Review: East of Berlin, Southwark Playhouse

“You’ll like this part…”

In a year full of military commemorations, the Southwark Playhouse once again turns its focus onto the aftermath of war but where the extraordinary Johnny Got His Gun asked us to consider ‘what next’ for the soldiers once they stopped fighting, Canadian playwright Hannah Moscovitch’s East of Berlin looks at the impact on the next generation, the children of those directly involved in the Second World War.

Specifically, Rudi is the son of an SS doctor at Auschwitz, a Nazi war criminal now in hiding in Paraguay with his family, who have kept Rudi in the dark about his father’s past which he only discovers as a teenager. Upon this revelation, he flees back to Berlin and builds himself an anonymous new life but the weight of the past and the huge questions of guilt and responsibility hang heavily over him, especially once he finds love with an American Jewish woman. 

Whilst much of the play is delivered by Jordan McCurrach’s excellently Rudi as he narrates his way through the complex and confusing emotional world he finds himself in, Moscovitch’s real coup is in thrusting his narration through the fourth wall so that he is constantly asking questions, acknowledging horrors and seeking reassurances of us the audience. Our own reactions are thus interrogated as he tries to second-guess where our sympathies will lie, predicting how we might have responded if we were in his shoes, or even those of his father.

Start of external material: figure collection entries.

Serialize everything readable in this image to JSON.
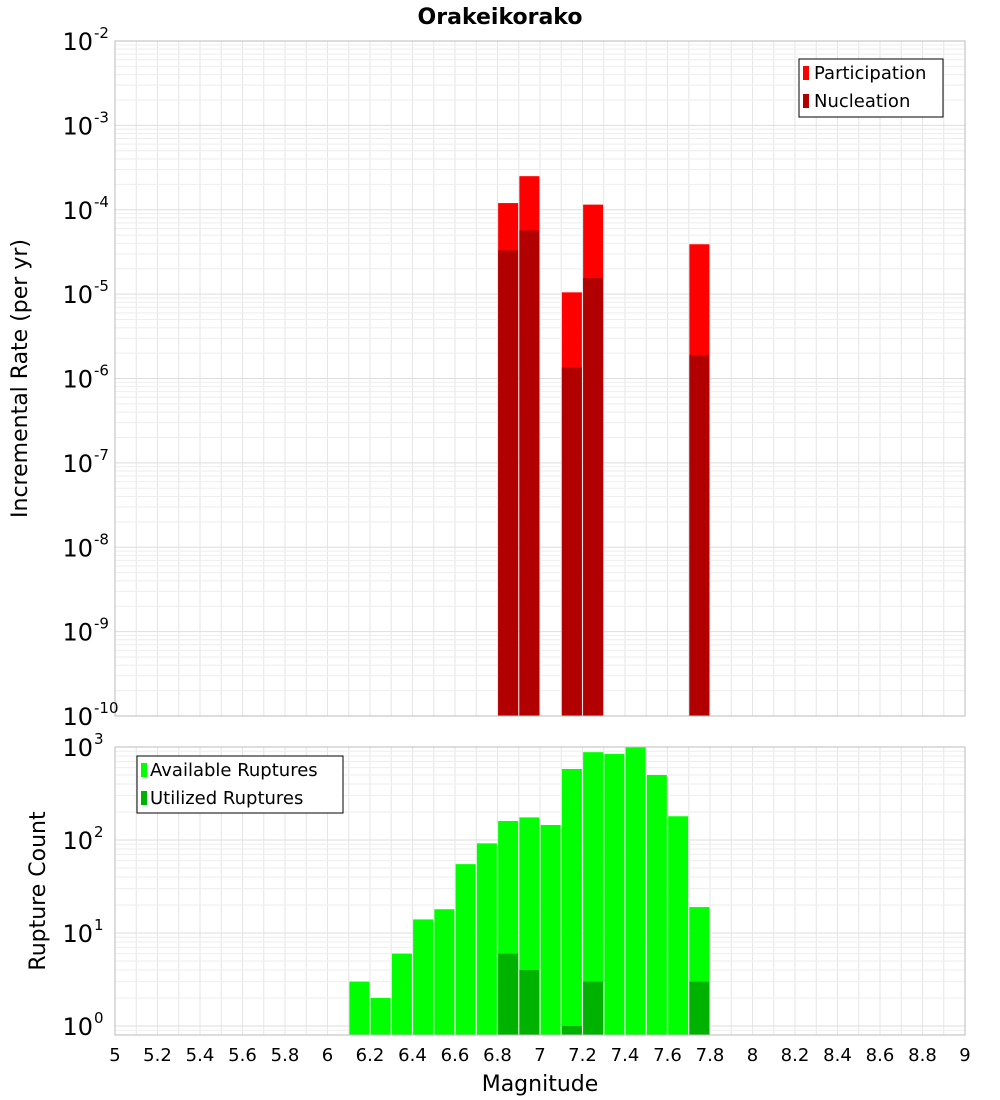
{
  "title": "Orakeikorako",
  "colors": {
    "participation": "#ff0000",
    "nucleation": "#b20000",
    "available": "#00ff00",
    "utilized": "#00b200",
    "grid": "#e6e6e6",
    "frame": "#bbbbbb"
  },
  "chart_data": [
    {
      "type": "bar",
      "ylabel": "Incremental Rate (per yr)",
      "yscale": "log",
      "ylim": [
        1e-10,
        0.01
      ],
      "xlim": [
        5,
        9
      ],
      "grid": true,
      "legend_position": "top-right",
      "y_tick_exponents": [
        "-10",
        "-9",
        "-8",
        "-7",
        "-6",
        "-5",
        "-4",
        "-3",
        "-2"
      ],
      "series": [
        {
          "name": "Participation",
          "x": [
            6.85,
            6.95,
            7.15,
            7.25,
            7.75
          ],
          "values": [
            0.00012,
            0.00025,
            1.05e-05,
            0.000115,
            3.9e-05
          ]
        },
        {
          "name": "Nucleation",
          "x": [
            6.85,
            6.95,
            7.15,
            7.25,
            7.75
          ],
          "values": [
            3.3e-05,
            5.7e-05,
            1.35e-06,
            1.55e-05,
            1.9e-06
          ]
        }
      ]
    },
    {
      "type": "bar",
      "ylabel": "Rupture Count",
      "xlabel": "Magnitude",
      "yscale": "log",
      "ylim": [
        0.8,
        1000
      ],
      "xlim": [
        5,
        9
      ],
      "grid": true,
      "legend_position": "top-left",
      "y_tick_exponents": [
        "0",
        "1",
        "2",
        "3"
      ],
      "x_tick_labels": [
        "5",
        "5.2",
        "5.4",
        "5.6",
        "5.8",
        "6",
        "6.2",
        "6.4",
        "6.6",
        "6.8",
        "7",
        "7.2",
        "7.4",
        "7.6",
        "7.8",
        "8",
        "8.2",
        "8.4",
        "8.6",
        "8.8",
        "9"
      ],
      "series": [
        {
          "name": "Available Ruptures",
          "x": [
            6.15,
            6.25,
            6.35,
            6.45,
            6.55,
            6.65,
            6.75,
            6.85,
            6.95,
            7.05,
            7.15,
            7.25,
            7.35,
            7.45,
            7.55,
            7.65,
            7.75
          ],
          "values": [
            3,
            2,
            6,
            14,
            18,
            55,
            92,
            160,
            175,
            145,
            580,
            880,
            840,
            1000,
            500,
            180,
            19
          ]
        },
        {
          "name": "Utilized Ruptures",
          "x": [
            6.85,
            6.95,
            7.15,
            7.25,
            7.75
          ],
          "values": [
            6,
            4,
            1,
            3,
            3
          ]
        }
      ]
    }
  ]
}
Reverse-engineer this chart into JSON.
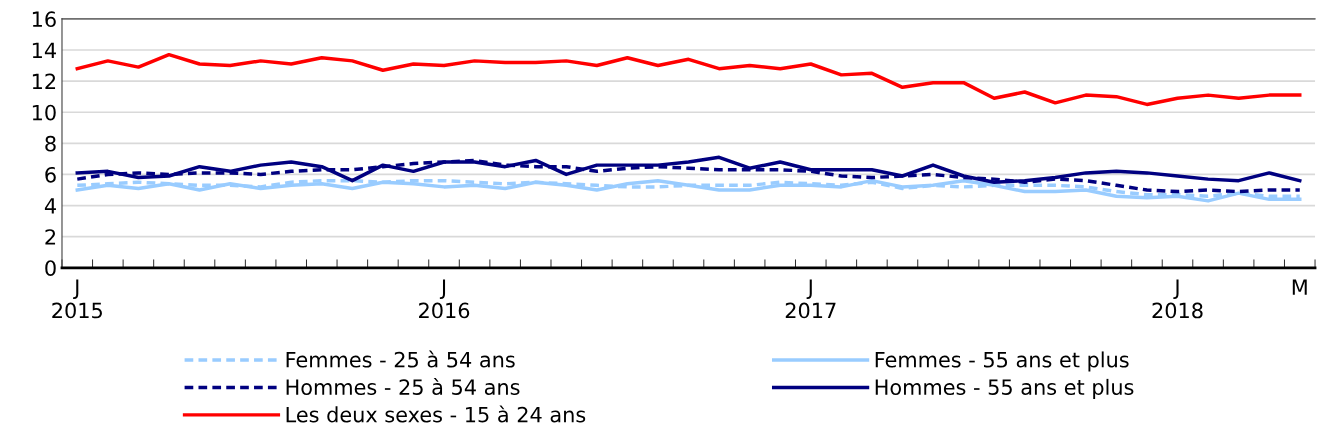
{
  "chart_data": {
    "type": "line",
    "categories": [
      "J\n2015",
      null,
      null,
      null,
      null,
      null,
      null,
      null,
      null,
      null,
      null,
      null,
      "J\n2016",
      null,
      null,
      null,
      null,
      null,
      null,
      null,
      null,
      null,
      null,
      null,
      "J\n2017",
      null,
      null,
      null,
      null,
      null,
      null,
      null,
      null,
      null,
      null,
      null,
      "J\n2018",
      null,
      null,
      null,
      "M"
    ],
    "series": [
      {
        "name": "Femmes - 25 à 54 ans",
        "color": "#99ccff",
        "line_style": "dashed",
        "values": [
          5.3,
          5.4,
          5.5,
          5.4,
          5.3,
          5.3,
          5.2,
          5.5,
          5.6,
          5.6,
          5.5,
          5.6,
          5.6,
          5.5,
          5.4,
          5.5,
          5.4,
          5.3,
          5.2,
          5.2,
          5.3,
          5.3,
          5.3,
          5.5,
          5.4,
          5.3,
          5.5,
          5.1,
          5.3,
          5.2,
          5.3,
          5.3,
          5.3,
          5.2,
          4.9,
          4.7,
          4.7,
          4.6,
          4.8,
          4.6,
          4.6
        ]
      },
      {
        "name": "Femmes - 55 ans et plus",
        "color": "#99ccff",
        "line_style": "solid",
        "values": [
          5.0,
          5.3,
          5.1,
          5.4,
          5.0,
          5.4,
          5.1,
          5.3,
          5.4,
          5.1,
          5.5,
          5.4,
          5.2,
          5.3,
          5.1,
          5.5,
          5.3,
          5.0,
          5.4,
          5.6,
          5.3,
          5.0,
          5.0,
          5.3,
          5.3,
          5.2,
          5.6,
          5.2,
          5.3,
          5.6,
          5.3,
          4.9,
          4.9,
          5.0,
          4.6,
          4.5,
          4.6,
          4.3,
          4.8,
          4.4,
          4.4
        ]
      },
      {
        "name": "Hommes - 25 à 54 ans",
        "color": "#000080",
        "line_style": "dashed",
        "values": [
          5.7,
          6.0,
          6.1,
          6.0,
          6.1,
          6.1,
          6.0,
          6.2,
          6.3,
          6.3,
          6.5,
          6.7,
          6.8,
          6.9,
          6.6,
          6.5,
          6.5,
          6.2,
          6.4,
          6.5,
          6.4,
          6.3,
          6.3,
          6.3,
          6.2,
          5.9,
          5.8,
          5.9,
          6.0,
          5.8,
          5.7,
          5.5,
          5.7,
          5.6,
          5.3,
          5.0,
          4.9,
          5.0,
          4.9,
          5.0,
          5.0
        ]
      },
      {
        "name": "Hommes - 55 ans et plus",
        "color": "#000080",
        "line_style": "solid",
        "values": [
          6.1,
          6.2,
          5.8,
          5.9,
          6.5,
          6.2,
          6.6,
          6.8,
          6.5,
          5.6,
          6.6,
          6.2,
          6.8,
          6.8,
          6.5,
          6.9,
          6.0,
          6.6,
          6.6,
          6.6,
          6.8,
          7.1,
          6.4,
          6.8,
          6.3,
          6.3,
          6.3,
          5.9,
          6.6,
          5.9,
          5.5,
          5.6,
          5.8,
          6.1,
          6.2,
          6.1,
          5.9,
          5.7,
          5.6,
          6.1,
          5.6
        ]
      },
      {
        "name": "Les deux sexes - 15 à 24 ans",
        "color": "#ff0000",
        "line_style": "solid",
        "values": [
          12.8,
          13.3,
          12.9,
          13.7,
          13.1,
          13.0,
          13.3,
          13.1,
          13.5,
          13.3,
          12.7,
          13.1,
          13.0,
          13.3,
          13.2,
          13.2,
          13.3,
          13.0,
          13.5,
          13.0,
          13.4,
          12.8,
          13.0,
          12.8,
          13.1,
          12.4,
          12.5,
          11.6,
          11.9,
          11.9,
          10.9,
          11.3,
          10.6,
          11.1,
          11.0,
          10.5,
          10.9,
          11.1,
          10.9,
          11.1,
          11.1
        ]
      }
    ],
    "ylim": [
      0,
      16
    ],
    "yticks": [
      0,
      2,
      4,
      6,
      8,
      10,
      12,
      14,
      16
    ],
    "grid": "y",
    "legend": "bottom",
    "marker": "none"
  }
}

Blythe Stewart’s production keeps a remarkable fluidity to the piece, Holly Pigott’s ingeniously flexible design allowing for this necessary sense of pace, the relentlessness essential to the unravelling of Rudi’s state of mind as the new world he has constructed for himself is dismantled by a figure from the past – Tom Lincoln’s Hermann suitably sinuous in his truth-spilling and Jo Herbert is just superb as the studious Sarah, liberated entirely by all-consuming passion for a man and then devastated once the truth emerges. A genuinely thought-provoking take on the Holocaust that deserves to be seen.